Artykuły i materiały
From the history of 18th century scholarly books: an analysis of the spatial-visual composition of Jacob Theodor Klein’s Historia piscium naturalis (Gedani 1740–49)
Jacob Theodor Klein 1685–1759, jurist and secretary of the senate of the city of Gdańsk, was an eminent natural historian whose works on the zoological taxonomy were highly valued by scholars in Europe at the time. The Gdańsk printing house of Thomas Johann Schreiber 1699–1778 published at least five of Klein’s natural history works, richly illustrated with copperplates made in Gdańsk and outside the Commonwealth of Poland. These works belong to the finest achievements of Schreiber’s printing house.
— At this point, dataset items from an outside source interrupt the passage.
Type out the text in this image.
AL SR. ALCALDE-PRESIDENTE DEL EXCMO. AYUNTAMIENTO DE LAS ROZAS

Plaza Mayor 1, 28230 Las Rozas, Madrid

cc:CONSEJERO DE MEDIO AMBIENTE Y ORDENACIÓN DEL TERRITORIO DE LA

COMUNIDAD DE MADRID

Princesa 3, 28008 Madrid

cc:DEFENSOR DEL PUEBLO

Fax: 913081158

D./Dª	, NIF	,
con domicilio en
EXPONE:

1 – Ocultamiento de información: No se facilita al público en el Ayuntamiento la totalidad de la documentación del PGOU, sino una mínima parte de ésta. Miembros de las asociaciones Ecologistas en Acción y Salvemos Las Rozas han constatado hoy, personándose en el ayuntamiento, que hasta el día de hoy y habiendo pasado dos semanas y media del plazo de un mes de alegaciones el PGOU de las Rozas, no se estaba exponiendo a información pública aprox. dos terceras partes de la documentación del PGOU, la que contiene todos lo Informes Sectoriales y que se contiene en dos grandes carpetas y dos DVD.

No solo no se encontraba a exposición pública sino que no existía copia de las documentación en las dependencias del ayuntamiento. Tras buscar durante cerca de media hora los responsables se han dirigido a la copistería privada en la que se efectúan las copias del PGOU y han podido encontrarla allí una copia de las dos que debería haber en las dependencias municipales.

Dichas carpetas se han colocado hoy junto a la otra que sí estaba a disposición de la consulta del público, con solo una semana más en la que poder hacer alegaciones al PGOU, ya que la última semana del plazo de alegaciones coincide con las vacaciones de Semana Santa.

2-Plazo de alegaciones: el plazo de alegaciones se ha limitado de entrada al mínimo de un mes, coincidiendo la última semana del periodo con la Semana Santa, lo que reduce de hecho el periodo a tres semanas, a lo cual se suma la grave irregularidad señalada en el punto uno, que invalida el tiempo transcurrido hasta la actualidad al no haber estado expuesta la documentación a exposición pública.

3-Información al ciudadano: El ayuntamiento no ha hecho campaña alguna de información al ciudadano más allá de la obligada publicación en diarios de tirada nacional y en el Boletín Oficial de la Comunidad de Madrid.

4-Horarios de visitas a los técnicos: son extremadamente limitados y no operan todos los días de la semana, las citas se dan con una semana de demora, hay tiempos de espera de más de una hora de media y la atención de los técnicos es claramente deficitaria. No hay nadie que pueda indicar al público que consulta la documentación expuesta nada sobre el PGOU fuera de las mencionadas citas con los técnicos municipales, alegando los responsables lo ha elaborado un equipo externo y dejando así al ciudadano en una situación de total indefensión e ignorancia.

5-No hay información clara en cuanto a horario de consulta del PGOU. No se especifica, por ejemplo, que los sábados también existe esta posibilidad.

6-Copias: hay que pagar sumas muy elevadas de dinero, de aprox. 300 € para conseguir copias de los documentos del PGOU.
Among them of particular note was Klein’s Historia piscium naturalis Gedani 1740–49. Klein’s ichthyological book, with its numerous copperplate illustrations depicting water fauna and allegorical vignettes related to the content of the work is part of the European canon of beautiful natural history books. Its conceptual form reflected scientific trends of the Enlightenment, while its material form was influenced by a mixture of Baroque, Rococo and Classical tendencies. In the present article the author analyses the architectural composition cover, typographic layout, tables, annotations, quotes and mottos and the visual composition the author’s portrait, vignettes and illustrating tables of the Gańsk edition of Historia piscium naturalis. The print is characterised in functional and aesthetic categories in connection with the work’s content and the cultural background, an approach that fully reveals the mastery of the printers, illustrators and bookbinders of the period.